Agencies Expose $200 Million Health Fraud Involving Tricare
Justice, Defense and IRS obtain guilty plea from Mississippi woman who laundered money.
In another victory for the 12-year-old multi-agency Medicare Fraud Strike Force, a Mississippi woman pleaded guilty for her part in a $200 million criminal scheme to defraud major federal health care programs, including the military’s Tricare.
Hope Thomley, 52, appearing on Wednesday in District Court for the Southern District of Mississippi, accepted guilt on one count of conspiracy to commit health care fraud and one count of conspiracy to commit money laundering and tax evasion, according to a release from the Justice Department.
The plea avoids a trial on a 26-count indictment from May 2018 that was set to go to trial next month. Thomley is one of 10 accused in the case.
“Hope Thomley and her co-conspirators stole millions of dollars from a federal health care program that serves our nation’s brave military personnel and their families,” said Assistant Attorney General Brian Benczkowski, who worked with agents from the FBI and criminal investigators from the Defense Department and the Internal Revenue Service “The Department of Justice and our law enforcement partners will continue to target unscrupulous medical professionals, business owners, and pharmacies that steal from our nation’s vital health care programs.”

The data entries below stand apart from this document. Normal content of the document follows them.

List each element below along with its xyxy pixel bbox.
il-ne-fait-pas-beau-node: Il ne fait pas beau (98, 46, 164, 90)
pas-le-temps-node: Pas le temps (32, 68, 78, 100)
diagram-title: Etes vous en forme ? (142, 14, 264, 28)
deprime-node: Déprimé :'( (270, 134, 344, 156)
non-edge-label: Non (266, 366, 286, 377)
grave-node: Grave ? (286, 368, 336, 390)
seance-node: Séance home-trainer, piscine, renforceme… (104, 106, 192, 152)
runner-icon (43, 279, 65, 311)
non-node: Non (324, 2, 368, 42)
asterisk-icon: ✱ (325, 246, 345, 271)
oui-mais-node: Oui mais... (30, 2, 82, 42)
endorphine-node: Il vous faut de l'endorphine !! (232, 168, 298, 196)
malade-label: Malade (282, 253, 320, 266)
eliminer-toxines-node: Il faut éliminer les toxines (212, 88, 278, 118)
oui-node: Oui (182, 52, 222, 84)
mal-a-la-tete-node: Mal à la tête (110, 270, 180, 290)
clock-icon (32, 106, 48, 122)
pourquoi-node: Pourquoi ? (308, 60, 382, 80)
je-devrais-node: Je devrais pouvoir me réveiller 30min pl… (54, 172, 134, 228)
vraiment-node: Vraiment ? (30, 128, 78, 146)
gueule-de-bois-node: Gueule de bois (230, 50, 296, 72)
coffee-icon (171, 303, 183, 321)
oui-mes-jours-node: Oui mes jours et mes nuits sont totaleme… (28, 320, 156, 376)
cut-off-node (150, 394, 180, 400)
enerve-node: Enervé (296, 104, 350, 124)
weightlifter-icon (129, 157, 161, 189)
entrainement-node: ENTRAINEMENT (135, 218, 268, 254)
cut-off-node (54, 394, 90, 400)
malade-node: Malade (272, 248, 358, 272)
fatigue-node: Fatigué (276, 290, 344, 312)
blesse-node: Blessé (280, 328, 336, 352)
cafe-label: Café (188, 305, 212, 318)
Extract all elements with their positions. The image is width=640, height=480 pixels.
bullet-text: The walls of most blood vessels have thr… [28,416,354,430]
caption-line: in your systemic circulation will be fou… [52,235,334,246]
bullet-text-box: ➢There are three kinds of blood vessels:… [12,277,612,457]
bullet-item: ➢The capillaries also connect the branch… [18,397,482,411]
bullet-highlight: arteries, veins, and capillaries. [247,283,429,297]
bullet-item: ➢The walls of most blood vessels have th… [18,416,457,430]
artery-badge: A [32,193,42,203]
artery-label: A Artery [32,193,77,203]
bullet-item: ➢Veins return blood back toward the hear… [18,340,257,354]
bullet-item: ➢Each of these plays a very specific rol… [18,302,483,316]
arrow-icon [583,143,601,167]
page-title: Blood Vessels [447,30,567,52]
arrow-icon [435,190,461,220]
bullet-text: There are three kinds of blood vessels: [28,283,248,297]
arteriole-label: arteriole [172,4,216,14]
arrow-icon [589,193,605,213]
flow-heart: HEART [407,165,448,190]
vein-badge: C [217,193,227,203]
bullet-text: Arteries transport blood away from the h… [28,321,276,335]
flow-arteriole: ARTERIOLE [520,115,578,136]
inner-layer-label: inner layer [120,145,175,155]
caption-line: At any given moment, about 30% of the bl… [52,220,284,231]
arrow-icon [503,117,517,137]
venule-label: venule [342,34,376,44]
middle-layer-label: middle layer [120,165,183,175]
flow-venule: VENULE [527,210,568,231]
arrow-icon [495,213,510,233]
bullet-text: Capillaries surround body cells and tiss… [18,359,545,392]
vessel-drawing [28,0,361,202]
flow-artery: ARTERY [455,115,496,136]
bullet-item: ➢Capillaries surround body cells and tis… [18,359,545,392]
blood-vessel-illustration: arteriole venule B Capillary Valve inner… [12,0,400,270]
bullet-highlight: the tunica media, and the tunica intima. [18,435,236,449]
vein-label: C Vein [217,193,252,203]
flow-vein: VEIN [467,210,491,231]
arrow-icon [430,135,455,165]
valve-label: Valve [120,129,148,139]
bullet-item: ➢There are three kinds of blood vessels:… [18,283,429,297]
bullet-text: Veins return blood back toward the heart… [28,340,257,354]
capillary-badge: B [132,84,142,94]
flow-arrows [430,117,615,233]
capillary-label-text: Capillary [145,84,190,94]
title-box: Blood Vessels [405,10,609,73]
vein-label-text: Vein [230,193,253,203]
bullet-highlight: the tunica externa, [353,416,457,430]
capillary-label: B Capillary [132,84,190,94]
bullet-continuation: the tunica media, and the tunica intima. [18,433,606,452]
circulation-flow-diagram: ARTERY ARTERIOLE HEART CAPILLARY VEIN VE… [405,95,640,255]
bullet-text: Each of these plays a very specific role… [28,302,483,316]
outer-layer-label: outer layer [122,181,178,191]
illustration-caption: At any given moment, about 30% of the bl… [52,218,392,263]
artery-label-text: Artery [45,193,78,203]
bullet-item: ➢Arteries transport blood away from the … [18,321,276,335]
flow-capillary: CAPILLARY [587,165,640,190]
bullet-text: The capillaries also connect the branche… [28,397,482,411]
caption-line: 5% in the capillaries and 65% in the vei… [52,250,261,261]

Thomley’s “efforts to conceal the source of her ill-gotten gains and evade taxes were the precise reason why IRS-CI’s involvement was so essential to unraveling the criminal conspiracies involved in this case,” added IRS-CI Special Agent in Charge Thomas Holloman III. “IRS special agents are uniquely equipped to decipher this type of criminal activity, and levy the appropriate charges to address the criminal conduct.”
Defense Criminal Investigative Service Special Agent in Charge John Khin said, “The egregious corruption uncovered in this complex and expansive fraud scheme wasted and diverted millions of dollars in limited taxpayer funds that should have been spent on critical medical care for our military members and their families.”
Thomley admitted her role in the scheme to market medications known as compounded medications, which ordinarily are medications that are specially combined or formulated to meet the individual needs of patients, Justice said. She owned and operated the exclusive marketing agency for Advantage Pharmacy of Hattiesburg, Miss., which obtained prescriptions and applied for reimbursement from health care benefit programs. Her company, Justice said, received nearly half of the reimbursements that Advantage Pharmacy obtained from the compounded medications.
“In order to further increase her profit, Thomley admittedly obtained prescribers’ signatures on blank prescription forms, and then filled out those forms with the names of her children and TRICARE beneficiaries that she and her husband recruited from the community to receive these medications,” Justice said. In all, she avoided paying some $6.6 million in income taxes, she admitted.
The government seized more than $15 million in cash and other assets from Thomley, money that will be forfeited. She is scheduled to be sentenced by Judge Keith Starrett on July 2.
Since its inception in March 2007, the Medicare Fraud Strike Force, which maintains 14 strike forces operating in 23 districts, has charged nearly 4,000 defendants who have collectively billed Medicare for more than $14 billion, Justice said.